Los Encants, versión moderna de la Fira de Bellcaire, cuyos orígenes se remontan al siglo XIV, han sobrevivido 80 años tocando a Glòries, en un espacio indigno del buen nombre arquitectónico y urbanístico de Barcelona: un auténtico agujero. Ahora renacerán bajo su marquesina espectacular. Fermín Vázquez, director de b720 y autor del proyecto, razona la obra como sigue: “No queríamos un edificio convencional, un centro comercial más, sino uno abierto que conservara el espíritu callejero de los Encants”. El primer problema que debieron resolver fue el del espacio: disponían de un solar de 8.000 metros cuadrados para albergar un programa de 17.000. “De modo –prosigue-, que diseñamos una calle continua, en suave pendiente, ribeteada de casetas modulares, que sube en espiral y abraza dos veces la plaza de subastas, en el corazón del muevo mercado”. Segundo problema: ¿cómo proteger a los feriantes del sol y la lluvia? Respuesta de los proyectistas: mediante un palio de superficie fractal, que flota sobre pilares de sección redonda a 25 metros, y en cuya piel entre dorada y cobriza se reflejará el bullicio comercial de los Encants. Otra cosa será protegerlos de las corrientes de aire, claro; pero, en la calle, ya se sabe.
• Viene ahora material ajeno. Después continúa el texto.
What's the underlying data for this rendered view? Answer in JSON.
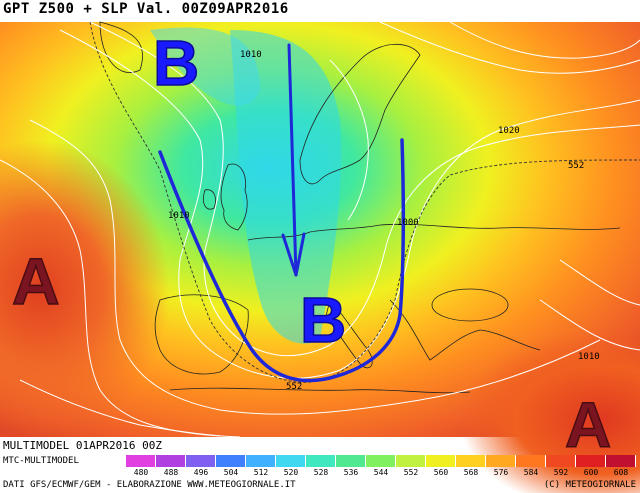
{
  "header": {
    "title": "GPT Z500 + SLP Val. 00Z09APR2016"
  },
  "map": {
    "pressure_systems": [
      {
        "label": "B",
        "type": "low",
        "color": "#1a1aff"
      },
      {
        "label": "B",
        "type": "low",
        "color": "#1a1aff"
      },
      {
        "label": "A",
        "type": "high",
        "color": "#7a1420"
      },
      {
        "label": "A",
        "type": "high",
        "color": "#7a1420"
      }
    ],
    "isobar_labels": [
      "1010",
      "1020",
      "1010",
      "1000",
      "1010"
    ],
    "isohypse_labels": [
      "552",
      "552"
    ],
    "annotation_color": "#1e28d8"
  },
  "footer": {
    "model": "MULTIMODEL 01APR2016 00Z",
    "source": "MTC-MULTIMODEL",
    "credits": "DATI GFS/ECMWF/GEM - ELABORAZIONE WWW.METEOGIORNALE.IT",
    "copyright": "(C) METEOGIORNALE"
  },
  "legend": {
    "values": [
      "480",
      "488",
      "496",
      "504",
      "512",
      "520",
      "528",
      "536",
      "544",
      "552",
      "560",
      "568",
      "576",
      "584",
      "592",
      "600",
      "608"
    ],
    "colors": [
      "#e040e0",
      "#b040e0",
      "#8060f0",
      "#4080ff",
      "#40b0ff",
      "#40d8f0",
      "#40e8c0",
      "#50e890",
      "#80f060",
      "#c0f040",
      "#f0f020",
      "#ffd020",
      "#ffa820",
      "#ff7820",
      "#f04820",
      "#e02020",
      "#c01030"
    ]
  }
}
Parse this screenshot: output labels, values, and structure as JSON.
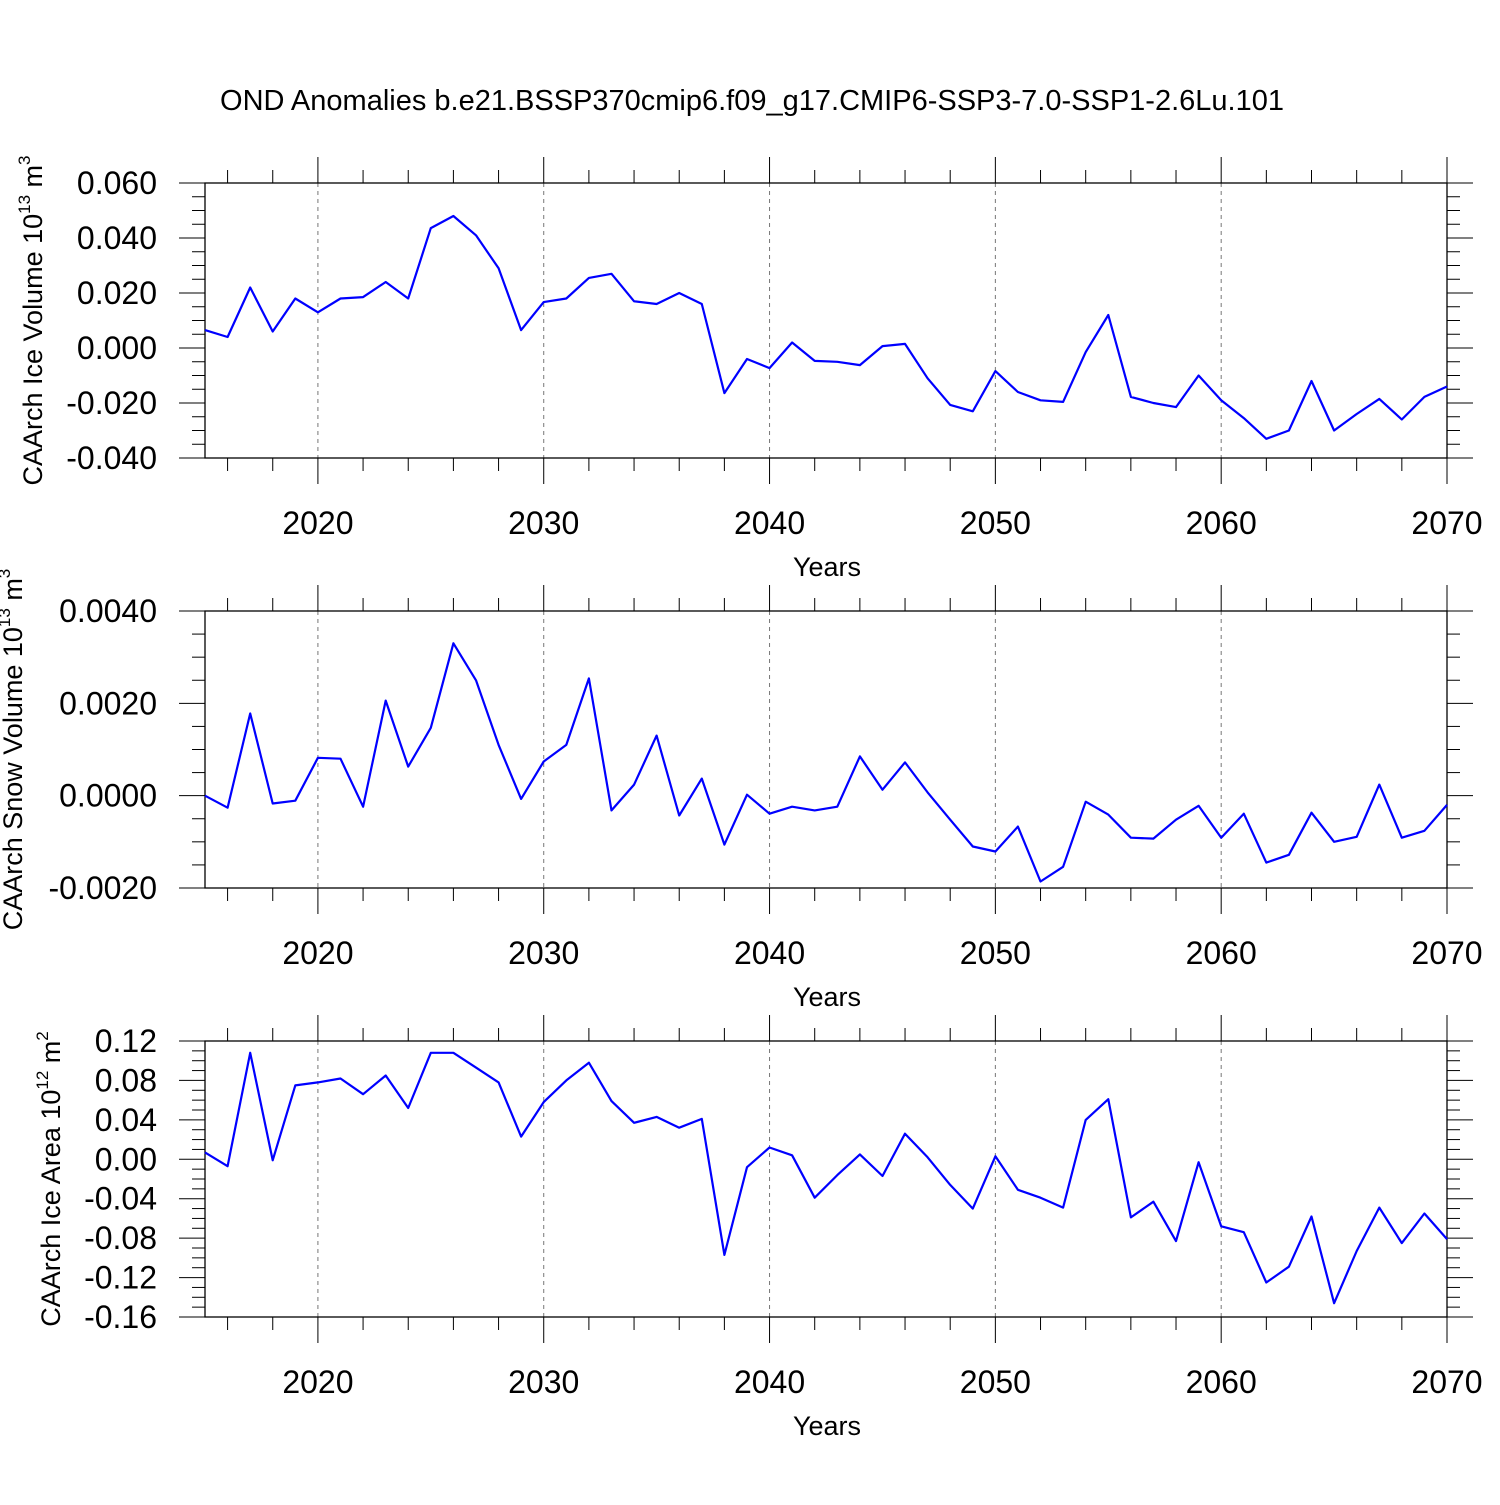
{
  "title": "OND Anomalies b.e21.BSSP370cmip6.f09_g17.CMIP6-SSP3-7.0-SSP1-2.6Lu.101",
  "line_color": "#0000ff",
  "chart_data": [
    {
      "type": "line",
      "xlabel": "Years",
      "ylabel": "CAArch Ice Volume 10",
      "ylabel_exp": "13",
      "ylabel_unit": " m",
      "ylabel_unit_exp": "3",
      "xlim": [
        2015,
        2070
      ],
      "ylim": [
        -0.04,
        0.06
      ],
      "x_ticks": [
        "2020",
        "2030",
        "2040",
        "2050",
        "2060",
        "2070"
      ],
      "y_ticks": [
        "-0.040",
        "-0.020",
        "0.000",
        "0.020",
        "0.040",
        "0.060"
      ],
      "y_tick_values": [
        -0.04,
        -0.02,
        0,
        0.02,
        0.04,
        0.06
      ],
      "y_minor_step": 0.005,
      "grid": "dashed vertical at major x ticks",
      "x_start": 2015,
      "values": [
        0.0065,
        0.004,
        0.022,
        0.006,
        0.018,
        0.013,
        0.018,
        0.0185,
        0.024,
        0.018,
        0.0436,
        0.048,
        0.041,
        0.029,
        0.0065,
        0.0167,
        0.018,
        0.0255,
        0.027,
        0.017,
        0.016,
        0.02,
        0.016,
        -0.0164,
        -0.004,
        -0.0073,
        0.002,
        -0.0047,
        -0.005,
        -0.0062,
        0.0007,
        0.0015,
        -0.011,
        -0.0207,
        -0.023,
        -0.0084,
        -0.016,
        -0.019,
        -0.0196,
        -0.0015,
        0.012,
        -0.0178,
        -0.02,
        -0.0215,
        -0.01,
        -0.019,
        -0.0255,
        -0.033,
        -0.03,
        -0.012,
        -0.03,
        -0.024,
        -0.0185,
        -0.026,
        -0.0178,
        -0.014
      ]
    },
    {
      "type": "line",
      "xlabel": "Years",
      "ylabel": "CAArch Snow Volume 10",
      "ylabel_exp": "13",
      "ylabel_unit": " m",
      "ylabel_unit_exp": "3",
      "xlim": [
        2015,
        2070
      ],
      "ylim": [
        -0.002,
        0.004
      ],
      "x_ticks": [
        "2020",
        "2030",
        "2040",
        "2050",
        "2060",
        "2070"
      ],
      "y_ticks": [
        "-0.0020",
        "0.0000",
        "0.0020",
        "0.0040"
      ],
      "y_tick_values": [
        -0.002,
        0,
        0.002,
        0.004
      ],
      "y_minor_step": 0.0005,
      "grid": "dashed vertical at major x ticks",
      "x_start": 2015,
      "values": [
        0.0,
        -0.00026,
        0.00178,
        -0.00017,
        -0.00011,
        0.00082,
        0.0008,
        -0.00024,
        0.00206,
        0.00063,
        0.00147,
        0.0033,
        0.0025,
        0.0011,
        -7e-05,
        0.00074,
        0.0011,
        0.00254,
        -0.00032,
        0.00024,
        0.0013,
        -0.00043,
        0.00037,
        -0.00106,
        2e-05,
        -0.00039,
        -0.00024,
        -0.00032,
        -0.00024,
        0.00085,
        0.00013,
        0.00072,
        7e-05,
        -0.00052,
        -0.0011,
        -0.00121,
        -0.00067,
        -0.00186,
        -0.00154,
        -0.00013,
        -0.00041,
        -0.00091,
        -0.00093,
        -0.00052,
        -0.00022,
        -0.00091,
        -0.00039,
        -0.00145,
        -0.00128,
        -0.00037,
        -0.001,
        -0.00089,
        0.00024,
        -0.00091,
        -0.00076,
        -0.0002
      ]
    },
    {
      "type": "line",
      "xlabel": "Years",
      "ylabel": "CAArch Ice Area 10",
      "ylabel_exp": "12",
      "ylabel_unit": " m",
      "ylabel_unit_exp": "2",
      "xlim": [
        2015,
        2070
      ],
      "ylim": [
        -0.16,
        0.12
      ],
      "x_ticks": [
        "2020",
        "2030",
        "2040",
        "2050",
        "2060",
        "2070"
      ],
      "y_ticks": [
        "-0.16",
        "-0.12",
        "-0.08",
        "-0.04",
        "0.00",
        "0.04",
        "0.08",
        "0.12"
      ],
      "y_tick_values": [
        -0.16,
        -0.12,
        -0.08,
        -0.04,
        0,
        0.04,
        0.08,
        0.12
      ],
      "y_minor_step": 0.01,
      "grid": "dashed vertical at major x ticks",
      "x_start": 2015,
      "values": [
        0.007,
        -0.007,
        0.108,
        -0.001,
        0.075,
        0.078,
        0.082,
        0.066,
        0.085,
        0.052,
        0.108,
        0.108,
        0.093,
        0.078,
        0.023,
        0.058,
        0.08,
        0.098,
        0.059,
        0.037,
        0.043,
        0.032,
        0.041,
        -0.097,
        -0.008,
        0.012,
        0.004,
        -0.039,
        -0.016,
        0.005,
        -0.017,
        0.026,
        0.002,
        -0.026,
        -0.05,
        0.003,
        -0.031,
        -0.039,
        -0.049,
        0.04,
        0.061,
        -0.059,
        -0.043,
        -0.083,
        -0.003,
        -0.068,
        -0.074,
        -0.125,
        -0.109,
        -0.058,
        -0.146,
        -0.093,
        -0.049,
        -0.085,
        -0.055,
        -0.081
      ]
    }
  ]
}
No faltará quien considere excesivo este esfuerzo metálico, este afán de dignificación formal de lo que seguirá siendo un mercado de ocasión. Pero, puestos a buscar pegas, quizás podríamos remontarnos a fases previas al proyecto, y discutir la conveniencia de ubicar un equipamiento de esta naturaleza junto a Glòries, que aspira a ser área de centralidad. Y a la vera del TNC y de L’Auditori, que en su día se presentaron como primeras piedras de un nuevo eje cultural barcelonés. Por cierto, dichas piezas –un Bofill tipo templo griego, jorobado por la caja escénica; y un Moneo en la tradición moderna, encerrado en sí mismo-, integran ahora con los nuevos Encants un muestrario de la disonante arquitectura de los últimos decenios, rematado a poca distancia por los peculiares volúmenes del DHUB y de la Torre Agbar.